Above: Cliff Quicksell leads a 2014 session for British Promotional Merchandise Association's Professional Development Program. Right: Cliff Quicksell, with his wife Maria Quicksell (left), daughter Caitlin Quicksell-DeNilo and son Lt. Alexander Quicksell.
Quicksell positions himself as a lifelong learner, and even though he attends many events as a speaker, he makes it a point to remain open-minded and teachable. “I remember when my son and daughter went to college,” he recalls. “They were both tremendous athletes. When my son asked me, ‘How do I be the very best?’ I told him you have to do two things: you have to be eligible and you have to be coachable. That simple principle holds true in life. You have to be coachable, then you have to do all the hard work to be eligible to get paid the money that you need.”

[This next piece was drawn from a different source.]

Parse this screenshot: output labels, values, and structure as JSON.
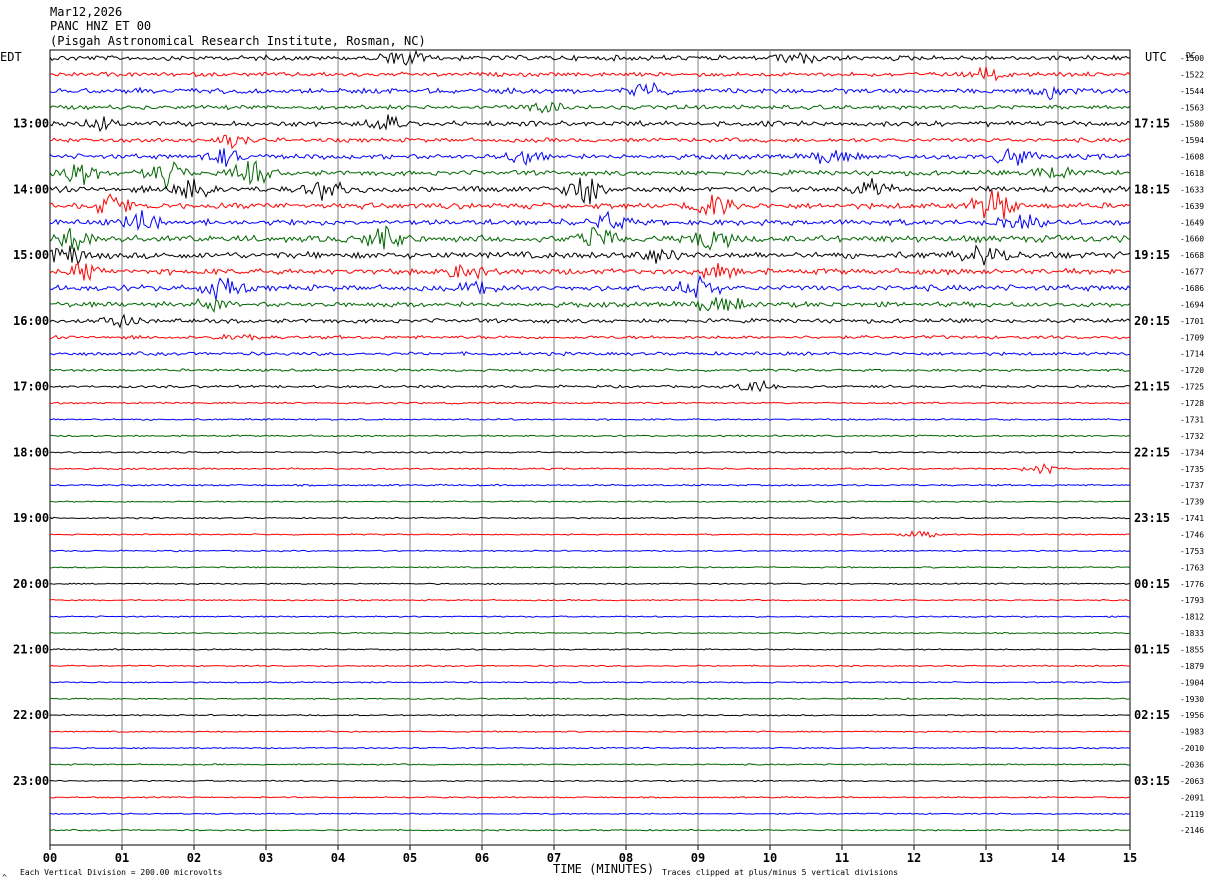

And certainly, knowing how to remain open and teachable comes from experience, and Quicksell has seen both ups and downs in the industry. A few years after joining his first industry company, Quicksell’s position was terminated abruptly. “I was blindsided,” he says, though it was a situation that motivated him to form his own company, Promotivations Advertising, which he operated for 11 years. After encountering a business deal that went sour, he was considering leaving the industry altogether, when another professional he met at a regional association meeting offered him an opportunity that proliferated into many more, and kept him in the industry. As a small-business owner, he’s experienced everything from nearly going bankrupt five times to building multi-million-dollar equity positions and winning more than 30 PPAI Pyramid Awards for creative campaigns.
“I have had both the opportunity to work with Cliff in a professional manner as well as a personal relationship,” says Paul Zafarana, MAS, MASI, founder of Dearborn, Michigan, distributor Pica Marketing Group, and one of Quicksell’s nominators. “I can tell you that he is dedicated to the education of both distributors and clients. He really is concerned about the future of the industry. He has been a strong advocate for getting the necessary industry training and education that helped him excel in his own business. Cliff goes above and beyond in looking to make you feel comfortable, and at the same time feel energetic about learning more about promotional products. On a personal note, I can tell you he exemplifies his concern for our well-being. Cliff is the first one to tell you like it is and share with you the knowledge he has gained, and make you feel like a million bucks.”
With so many responsibilities to manage at once, Quicksell shares that the way he’s learned to achieve balance is by learning how to put his well-being first. “My habits are really simple. I take care of me first,” he says. “The reason I say that is because I know, if you look at it like a pyramid, I’m at the top of the pyramid. If I’m whole physically, mentally and spiritually—and I have to do the things that make me whole first—[everyone] benefits. If I’m off, if I’m sick, if I’m not right, then I’m not a contribution to [the people around me] at all.”
He adds, “I’m always looking at how to improve. There’s a Japanese term known as ‘kaizen,’ and it’s the constant state of re-purposing and making change for better improvement. What I encourage people to do is not to wait until there’s a problem to adapt and change. Look at your surroundings and make those adaptations now.”